At the same time, however, they are expected to offer Defense Secretary Dick Cheney options for trimming the B-2 and C-17 program in light of pressure to respond to changes in the East Bloc and new fiscal constraints.

The B-2 is being built at the Northrop Corp.’s Palmdale plant, and the C-17 at McDonnell Douglas Corp.’s Long Beach plant.

Advertisement

The Pentagon is nearing completion of its sweeping review of the four weapons systems, which collectively account for more than $200 billion in planned expenditures. Cheney is scheduled to receive briefings on the review, which he ordered in early January, on Wednesday.

Cheney is expected to make his decisions on the review’s findings by next week. If he accepts the review’s conclusion that the projects are essential, he would give them a major boost despite intense opposition in Congress.

According to published reports confirmed by defense officials, the review has concluded that changes in the Soviet Bloc have not undercut the military’s basic need for the $70-billion Stealth bomber program and the $37.5-billion C-17 cargo plane, as well as for the Air Force’s and Navy’s future-generation warplanes.

However, in his briefing to Cheney, Deputy Defense Secretary Donald J. Atwood is expected to outline options to delay or scale-back production programs for the B-2 and C-17. Both are already in production but face uphill battles on Capitol Hill.

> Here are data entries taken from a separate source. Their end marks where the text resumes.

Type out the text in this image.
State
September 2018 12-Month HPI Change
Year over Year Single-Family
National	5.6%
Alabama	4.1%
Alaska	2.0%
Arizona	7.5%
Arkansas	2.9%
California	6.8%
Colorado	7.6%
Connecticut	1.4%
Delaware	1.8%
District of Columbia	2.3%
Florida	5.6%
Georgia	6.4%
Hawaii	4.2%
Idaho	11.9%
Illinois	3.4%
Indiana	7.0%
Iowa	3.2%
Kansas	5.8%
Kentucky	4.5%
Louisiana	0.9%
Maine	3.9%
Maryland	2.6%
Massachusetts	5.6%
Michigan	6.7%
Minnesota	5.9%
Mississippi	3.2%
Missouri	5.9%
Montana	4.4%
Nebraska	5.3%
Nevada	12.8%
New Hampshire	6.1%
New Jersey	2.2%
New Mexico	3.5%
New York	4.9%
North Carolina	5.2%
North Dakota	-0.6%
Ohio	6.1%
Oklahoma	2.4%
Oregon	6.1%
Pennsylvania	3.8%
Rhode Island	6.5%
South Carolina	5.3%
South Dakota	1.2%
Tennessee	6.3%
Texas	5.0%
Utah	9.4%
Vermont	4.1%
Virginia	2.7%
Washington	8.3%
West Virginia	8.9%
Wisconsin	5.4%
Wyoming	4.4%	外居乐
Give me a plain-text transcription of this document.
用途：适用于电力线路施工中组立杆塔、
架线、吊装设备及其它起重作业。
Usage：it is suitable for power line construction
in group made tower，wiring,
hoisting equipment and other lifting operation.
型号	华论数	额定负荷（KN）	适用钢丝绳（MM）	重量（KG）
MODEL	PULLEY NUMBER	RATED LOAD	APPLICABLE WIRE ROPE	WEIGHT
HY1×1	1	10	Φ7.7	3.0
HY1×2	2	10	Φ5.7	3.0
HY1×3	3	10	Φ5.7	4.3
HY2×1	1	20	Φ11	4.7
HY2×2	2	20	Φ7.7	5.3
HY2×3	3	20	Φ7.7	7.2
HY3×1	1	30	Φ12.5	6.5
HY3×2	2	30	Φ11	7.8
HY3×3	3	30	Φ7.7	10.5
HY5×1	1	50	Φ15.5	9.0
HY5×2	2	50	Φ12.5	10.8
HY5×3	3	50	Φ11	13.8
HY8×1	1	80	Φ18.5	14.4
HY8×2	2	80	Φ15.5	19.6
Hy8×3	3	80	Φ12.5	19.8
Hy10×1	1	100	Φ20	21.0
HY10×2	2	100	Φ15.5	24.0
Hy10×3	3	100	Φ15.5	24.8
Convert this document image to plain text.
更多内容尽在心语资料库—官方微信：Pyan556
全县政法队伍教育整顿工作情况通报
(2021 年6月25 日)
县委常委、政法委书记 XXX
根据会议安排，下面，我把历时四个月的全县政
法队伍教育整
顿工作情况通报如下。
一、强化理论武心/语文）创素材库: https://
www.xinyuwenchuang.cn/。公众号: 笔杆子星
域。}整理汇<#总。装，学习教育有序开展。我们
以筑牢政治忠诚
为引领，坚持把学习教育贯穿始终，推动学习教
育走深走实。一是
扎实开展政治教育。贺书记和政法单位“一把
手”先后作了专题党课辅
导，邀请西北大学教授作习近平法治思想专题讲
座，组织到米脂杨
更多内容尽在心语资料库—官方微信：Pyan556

The review also reaffirms an earlier finding in which the military said it needs the Air Force advanced tactical fighter and the Navy A-12 attack aircraft, according to reports published in the authoritative defense industry publications “Aviation Week and Space Technology” and “Defense News.”

The review panel’s conclusion that the military rationales for the planes have not changed is certain to spark intense controversy in Congress. Lawmakers who are eager to reap a “peace dividend” from shifts in Eastern Europe have said the Pentagon can now cancel some of its costliest initiatives, including the B-2.

Advertisement

However, if Cheney adopts the reviewers’ options for scaling back the programs, he might blunt the growing congressional movement to halt the B-2 after Northrop builds the 16 aircraft for which funds already have been approved.

The results of the “Major Aircraft Review” reflect the widespread reluctance among Pentagon officials to declare the military changes in the Soviet Union and Eastern Europe as irreversible and to scale back defense programs accordingly. Cheney, who is one of the Bush Administration’s leading skeptics toward the Soviet Union, has argued fervently against major program cancellations in the face of changes throughout the Soviet Bloc.

In a recent speech, Cheney said that as a result of the review, “we may end up modifying the (B-2) program itself in terms of the rate at which we buy aircraft or the total number, total size of the buy.” The Air Force maintains that it needs 132 B-2 bombers, at about $530 million each, to accomplish its missions in case of nuclear war. Under congressional orders, however, the Pentagon is investigating the costs and consequences of producing between 33 and 99 of the bomber aircraft.

At a recent meeting with reporters, John A. Betti, undersecretary of defense for acquisition, said that the review has been designed to offer Cheney a “menu of options.” Betti, who has largely guided the review, said that a group of fewer than 100 Defense Department officials has gone “back to ground zero, if you will, and (is) thoroughly evaluating requirements.

“It is clear in all our minds that we’re not going to stick with everything we started with,” Betti added.

But while Betti said that cancellation of any of the programs is “always available” as an option to Cheney, defense officials said that cancellation will not be one of the options the review committee will offer the defense secretary.

Advertisement

That is largely because the Defense Intelligence Agency and the review group’s senior policy-maker, Paul Wolfowitz, have not significantly changed their assessment of current or future Soviet military capabilities.